Dans l’immobilier, une règle simple se vérifie souvent : dès qu’une taxe bouge, le marché fait de même. À Biarritz, la surtaxe sur les résidences secondaires devait envoyer un signal clair aux propriétaires de logements peu occupés. Résultat : le signal est bien passé… Avec un effet boomerang inattendu !

Depuis 2023, en France, la taxe d’habitation a disparu pour les résidences principales, mais elle reste due sur les résidences secondaires.
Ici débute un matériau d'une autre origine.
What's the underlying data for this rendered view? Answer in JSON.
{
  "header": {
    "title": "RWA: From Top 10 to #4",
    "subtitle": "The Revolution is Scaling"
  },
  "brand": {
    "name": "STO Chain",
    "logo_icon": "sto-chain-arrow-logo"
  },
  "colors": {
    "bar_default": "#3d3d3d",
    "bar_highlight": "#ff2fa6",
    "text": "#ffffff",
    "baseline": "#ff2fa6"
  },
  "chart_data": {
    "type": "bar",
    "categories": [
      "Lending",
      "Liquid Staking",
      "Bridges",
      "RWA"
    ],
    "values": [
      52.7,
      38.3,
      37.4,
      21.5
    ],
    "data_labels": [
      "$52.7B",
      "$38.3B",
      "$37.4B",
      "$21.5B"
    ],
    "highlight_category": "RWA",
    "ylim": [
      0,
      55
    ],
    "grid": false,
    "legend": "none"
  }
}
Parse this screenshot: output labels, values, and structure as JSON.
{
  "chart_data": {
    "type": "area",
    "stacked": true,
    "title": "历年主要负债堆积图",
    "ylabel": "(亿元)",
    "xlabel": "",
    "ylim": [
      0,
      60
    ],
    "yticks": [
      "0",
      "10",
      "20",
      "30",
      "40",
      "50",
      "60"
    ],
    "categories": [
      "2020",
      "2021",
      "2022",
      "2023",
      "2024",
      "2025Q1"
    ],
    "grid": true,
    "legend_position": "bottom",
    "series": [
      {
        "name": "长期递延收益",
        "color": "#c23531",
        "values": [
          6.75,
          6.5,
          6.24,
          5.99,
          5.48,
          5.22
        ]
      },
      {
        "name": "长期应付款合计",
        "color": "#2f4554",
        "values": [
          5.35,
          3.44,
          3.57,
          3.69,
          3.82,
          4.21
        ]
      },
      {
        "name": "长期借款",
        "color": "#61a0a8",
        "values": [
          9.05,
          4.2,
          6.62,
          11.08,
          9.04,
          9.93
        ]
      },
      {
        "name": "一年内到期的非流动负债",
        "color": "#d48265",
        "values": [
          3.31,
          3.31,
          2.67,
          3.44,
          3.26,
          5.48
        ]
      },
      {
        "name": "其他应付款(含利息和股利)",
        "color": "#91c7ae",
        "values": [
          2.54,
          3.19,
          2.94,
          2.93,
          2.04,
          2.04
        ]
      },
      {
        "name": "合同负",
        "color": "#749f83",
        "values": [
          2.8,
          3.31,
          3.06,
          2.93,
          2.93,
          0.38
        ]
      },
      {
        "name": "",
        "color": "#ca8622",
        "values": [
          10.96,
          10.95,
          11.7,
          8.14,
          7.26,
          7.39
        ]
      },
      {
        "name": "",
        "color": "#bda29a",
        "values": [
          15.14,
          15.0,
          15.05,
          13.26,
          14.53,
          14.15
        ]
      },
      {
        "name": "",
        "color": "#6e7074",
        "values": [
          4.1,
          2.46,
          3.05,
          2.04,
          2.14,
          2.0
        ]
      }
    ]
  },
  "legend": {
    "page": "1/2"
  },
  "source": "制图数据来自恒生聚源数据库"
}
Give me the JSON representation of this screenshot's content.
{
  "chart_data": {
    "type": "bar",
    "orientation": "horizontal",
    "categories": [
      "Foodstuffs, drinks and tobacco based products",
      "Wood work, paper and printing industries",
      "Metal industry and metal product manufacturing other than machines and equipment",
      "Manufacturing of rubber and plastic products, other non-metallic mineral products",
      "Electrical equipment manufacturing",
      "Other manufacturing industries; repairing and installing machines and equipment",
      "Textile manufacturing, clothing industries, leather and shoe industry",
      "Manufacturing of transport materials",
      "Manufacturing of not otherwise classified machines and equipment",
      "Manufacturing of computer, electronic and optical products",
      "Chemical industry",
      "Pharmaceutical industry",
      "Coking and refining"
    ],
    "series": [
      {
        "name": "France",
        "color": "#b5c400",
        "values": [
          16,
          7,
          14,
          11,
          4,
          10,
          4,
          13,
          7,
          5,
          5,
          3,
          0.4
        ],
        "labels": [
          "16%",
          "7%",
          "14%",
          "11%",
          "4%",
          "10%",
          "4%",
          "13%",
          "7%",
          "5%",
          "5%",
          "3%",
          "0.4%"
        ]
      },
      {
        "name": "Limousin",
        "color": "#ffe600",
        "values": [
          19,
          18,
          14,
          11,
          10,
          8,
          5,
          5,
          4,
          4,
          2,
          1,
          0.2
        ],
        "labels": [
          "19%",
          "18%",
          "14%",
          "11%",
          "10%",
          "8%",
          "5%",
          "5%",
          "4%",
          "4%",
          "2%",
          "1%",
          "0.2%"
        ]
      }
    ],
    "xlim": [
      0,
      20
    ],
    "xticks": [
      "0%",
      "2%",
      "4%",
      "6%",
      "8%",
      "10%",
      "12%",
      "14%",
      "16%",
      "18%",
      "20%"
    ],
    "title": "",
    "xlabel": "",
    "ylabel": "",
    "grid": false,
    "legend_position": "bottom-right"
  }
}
En zone tendue, les communes peuvent voter une majoration comprise entre 5 % et 60 % ! Biarritz applique justement le taux maximal de 60 % depuis 2021.
Le million d’euros qui fait tousser
Selon Le Figaro Immobilier, la ville aurait perdu 750.000 euros de recettes fiscales après une… baisse du nombre de logements déclarés comme résidences secondaires ! À cela s’ajouterait un effet indirect lié à la loi SRU, à savoir celle qui calcule les obligations de logement social sur les résidences principales : plus de résidences principales déclarées signifie plus de pression et environ 250.000 euros de pénalités supplémentaires évoquées dans le débat local. Addition : un million d’euros. Pas sûr que la tombola municipale comble le trou !
Le mécanisme est assez limpide. Si un propriétaire déclare son logement biarrot comme résidence principale, il échappe à la taxe d’habitation sur les résidences secondaires. Bien entendu, si cette déclaration ne correspond pas à la réalité, on ne parle plus d’astuce fiscale mais de fausse déclaration… Mais bon, encore faut-il que les contrôles soient suffisants…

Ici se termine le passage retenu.